Key Result Highlights
On a YoY and QoQ basis, TRC’s net loss of RM0.4m
was predominantly due severe margin contraction to 1.4% (-1.8ppt YoY; -5.6ppt
QoQ) as a result of higher operating costs (administration costs) incurred due
to the delay on its LRT extension project and lower contribution from its
property development in Australia. In addition, there was a higher effective
tax rate due to the underprovision of taxation in previous years.
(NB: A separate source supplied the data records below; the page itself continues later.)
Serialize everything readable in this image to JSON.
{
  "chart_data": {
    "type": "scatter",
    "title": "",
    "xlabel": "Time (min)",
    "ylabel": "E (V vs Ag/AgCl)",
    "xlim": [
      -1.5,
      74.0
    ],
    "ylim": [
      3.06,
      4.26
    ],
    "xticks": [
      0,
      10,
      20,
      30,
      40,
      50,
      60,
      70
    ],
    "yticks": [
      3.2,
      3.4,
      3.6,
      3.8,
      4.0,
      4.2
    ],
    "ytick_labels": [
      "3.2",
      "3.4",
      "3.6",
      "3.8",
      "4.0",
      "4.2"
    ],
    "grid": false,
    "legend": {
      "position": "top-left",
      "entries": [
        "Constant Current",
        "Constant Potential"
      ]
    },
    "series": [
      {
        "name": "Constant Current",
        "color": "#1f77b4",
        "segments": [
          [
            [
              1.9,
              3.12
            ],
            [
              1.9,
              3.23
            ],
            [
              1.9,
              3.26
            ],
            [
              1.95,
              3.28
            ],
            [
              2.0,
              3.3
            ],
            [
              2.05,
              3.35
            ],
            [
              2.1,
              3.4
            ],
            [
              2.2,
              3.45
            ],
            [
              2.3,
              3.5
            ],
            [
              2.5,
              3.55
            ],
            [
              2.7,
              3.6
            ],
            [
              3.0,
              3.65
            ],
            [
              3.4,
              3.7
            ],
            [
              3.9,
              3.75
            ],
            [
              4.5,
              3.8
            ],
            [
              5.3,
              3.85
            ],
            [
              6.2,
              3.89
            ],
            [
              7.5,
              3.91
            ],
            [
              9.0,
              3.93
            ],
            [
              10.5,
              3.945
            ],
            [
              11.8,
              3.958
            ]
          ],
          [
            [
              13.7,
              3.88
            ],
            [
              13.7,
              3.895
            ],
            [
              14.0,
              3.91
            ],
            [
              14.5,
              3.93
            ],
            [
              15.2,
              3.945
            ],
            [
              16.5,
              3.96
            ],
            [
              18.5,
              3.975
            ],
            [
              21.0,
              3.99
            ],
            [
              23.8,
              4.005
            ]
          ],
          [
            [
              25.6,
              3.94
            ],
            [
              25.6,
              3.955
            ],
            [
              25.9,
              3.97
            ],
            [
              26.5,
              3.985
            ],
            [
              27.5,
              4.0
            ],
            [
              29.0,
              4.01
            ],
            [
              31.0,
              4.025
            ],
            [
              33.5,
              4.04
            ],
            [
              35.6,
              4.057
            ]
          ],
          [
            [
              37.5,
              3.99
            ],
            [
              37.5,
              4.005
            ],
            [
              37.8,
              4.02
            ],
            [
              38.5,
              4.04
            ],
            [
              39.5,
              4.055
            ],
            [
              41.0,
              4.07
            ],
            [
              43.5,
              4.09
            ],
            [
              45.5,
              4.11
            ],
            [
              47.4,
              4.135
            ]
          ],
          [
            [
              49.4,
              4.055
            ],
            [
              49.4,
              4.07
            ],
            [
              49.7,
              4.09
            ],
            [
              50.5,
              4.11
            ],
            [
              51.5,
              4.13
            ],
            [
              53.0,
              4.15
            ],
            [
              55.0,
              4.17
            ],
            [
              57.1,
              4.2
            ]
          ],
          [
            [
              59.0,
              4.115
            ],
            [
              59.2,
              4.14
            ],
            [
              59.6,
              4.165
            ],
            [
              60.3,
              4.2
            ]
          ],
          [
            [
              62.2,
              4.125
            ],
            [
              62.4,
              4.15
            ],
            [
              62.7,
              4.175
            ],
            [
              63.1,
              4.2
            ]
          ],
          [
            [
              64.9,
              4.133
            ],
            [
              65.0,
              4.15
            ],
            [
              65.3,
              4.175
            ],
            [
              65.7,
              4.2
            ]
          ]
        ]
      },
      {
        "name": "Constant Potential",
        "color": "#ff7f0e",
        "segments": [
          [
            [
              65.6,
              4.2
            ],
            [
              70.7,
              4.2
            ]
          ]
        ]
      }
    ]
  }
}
However, the
loss was an improvement of 195% from the loss of RM2.3m in 1Q12 due to a profit
of RM2.2m at its investment division.
Outlook TRC’s order book currently stands at c.RM2.2b,
which provides a 3-year earnings visibility to the group and will keep it busy
throughout the year.
As per management guidance, the LRT extension works
should pick up pace in 2H12 as the Development Orders have been obtained in
Apr-12.
Change to Forecasts
We have tweaked our FY12-FY13E lower by 35% and
19% to RM10.1m and RM35.8m respectively as we factored in further delays in its
LRT extension contract.
Rating
Maintain OUTPEFORM
We maintain an OUTPERFORM on the stock due to
the attractive share price upside of 13% to our TP of RM0.71 and given the
strong earnings visibility of the group.
Valuation We have lowered our Target Price to RM0.71 based
on 9.0x Fwd PER on lower FY13E EPS of 7.9 sen (previously RM0.73 based on 9.0x
Fwd PER to the weighted average FY13E EPS of 8.1 sen). We will further lower
our Target Price if there anymore delays from its LRT project.
Risks Further delays in the LRT/MRT projects.